Выбрать главу

Дело в том, однако, что так восходит к небу, к луне, к звездам и само крестьянское трудовое сознание с его совершенно особым ощущением власти самой земли и ее восприятием: “Средства земного шара не безграничны, как все это ничтожно в сравнении с тем безграничным простором, который открывается в деле обеспечения урожая, так как условия, от которых зависит урожай, вообще растительная жизнь, не ограничиваются пределами земной планеты: “не земля нас кормит, а небо”, — говорят крестьяне”***.

Потому-то так живо устремляется иной раз сознание поэтов к вековечному сознанию — и данного народа, и целого человечества, ощущавших родство с таким миром, чувствовавших себя частью этого космоса.

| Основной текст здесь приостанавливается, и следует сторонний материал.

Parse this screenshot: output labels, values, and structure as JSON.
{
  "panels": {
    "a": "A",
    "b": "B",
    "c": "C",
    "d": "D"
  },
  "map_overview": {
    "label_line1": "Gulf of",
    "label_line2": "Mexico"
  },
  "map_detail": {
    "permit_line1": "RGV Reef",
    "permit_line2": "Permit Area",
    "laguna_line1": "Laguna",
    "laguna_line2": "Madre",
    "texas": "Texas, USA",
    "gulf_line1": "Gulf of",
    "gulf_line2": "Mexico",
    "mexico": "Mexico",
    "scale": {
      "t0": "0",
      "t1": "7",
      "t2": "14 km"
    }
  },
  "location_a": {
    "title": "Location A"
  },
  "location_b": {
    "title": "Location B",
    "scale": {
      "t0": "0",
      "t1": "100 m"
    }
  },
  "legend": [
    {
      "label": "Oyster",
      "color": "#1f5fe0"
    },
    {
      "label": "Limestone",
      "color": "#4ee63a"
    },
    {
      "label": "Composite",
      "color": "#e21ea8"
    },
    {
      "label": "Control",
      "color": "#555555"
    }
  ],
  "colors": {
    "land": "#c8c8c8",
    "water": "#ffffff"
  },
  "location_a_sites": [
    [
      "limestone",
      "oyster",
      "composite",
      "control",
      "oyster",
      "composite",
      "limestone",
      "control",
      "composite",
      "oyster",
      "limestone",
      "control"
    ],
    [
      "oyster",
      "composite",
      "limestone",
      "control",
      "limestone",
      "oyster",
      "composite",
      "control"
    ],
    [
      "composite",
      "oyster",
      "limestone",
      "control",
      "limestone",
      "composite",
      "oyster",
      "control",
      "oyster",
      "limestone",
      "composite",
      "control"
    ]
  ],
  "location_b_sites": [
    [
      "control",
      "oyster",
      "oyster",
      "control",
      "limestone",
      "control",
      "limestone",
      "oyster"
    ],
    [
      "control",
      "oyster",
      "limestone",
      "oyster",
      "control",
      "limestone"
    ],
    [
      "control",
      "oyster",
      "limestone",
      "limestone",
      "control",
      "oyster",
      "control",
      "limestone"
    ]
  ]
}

“Не трудно видеть, — писал тот же Николай Федоров, — когда народ стоял умственно выше, мировоззрение его было шире, тогда ли, когда он создавал былины, религиозный эпос, обнимавший целый мир как единое целое, когда признавал в огне (в Сварожиче), в ветрах, во всех земных явлениях, в самом себе действие солнечной силы, то есть имел тот самый взгляд, к коему приближается нынешняя наука; или же когда фабричная жизнь (философская система Федорова решительно отвергала капитализм. — Н. С. ) оторвала его от сельской и обратила к мелочным вопросам цивилизации”****.

Потому-то великие поэты такого толка, как Тютчев, чем дальше, тем теснее припадают к такому умственно высокому народу, к его широкому мировоззрению, к его былинному религиозному эпосу, обнимавшему целый мир, к такому народу — до истории, к человечеству с такой его праисторией и, соответственно, к такому ее передатчику, как античность.

Стихотворение может начаться, как пейзажная картина:

 

Люблю грозу в начале мая,

Когда весенний, первый гром,

Как бы резвяся и играя,

Грохочет в небе голубом...

 

а заканчивается совсем не там, где обрывают его обычные хрестоматийные школьные перепечатки:

 

Ты скажешь: ветреная Геба,

Кормя Зевесова орла,

Громокипящий кубок с неба,

Смеясь, на землю пролила.

            (“Весенняя гроза”)

 

Резвящийся гром обновленной весны — лишь игрушка в руках иных смеющихся миров. Но картины земного мира при этом не уменьшаются и не сужаются, а до бесконечности увеличиваются и расширяются.

 

“На высоте”

 

Грубосоциологическая критика писала в свое время, что Тютчев “уходил” в своих стихах от жизни. Это казалось несправедливым, а между тем это так, хотя Тютчева это, конечно, не принижает. Тютчев действительно уходит от многого и многого — целеустремленно и последовательно. Это поэзия, осво­бож­дающаяся от всего эмпирического, житейского, затемняющего вычле­нение конечных проблем бытия. “Он, — заметил один старый критик, — как бы пришел к самому краю, к загадочному первоисточнику вселенной. Он остановился у самых границ доступного миропонимания и нашел такие слова, которые составляют предел того, что вообще можно сказать о мире и о себе”*.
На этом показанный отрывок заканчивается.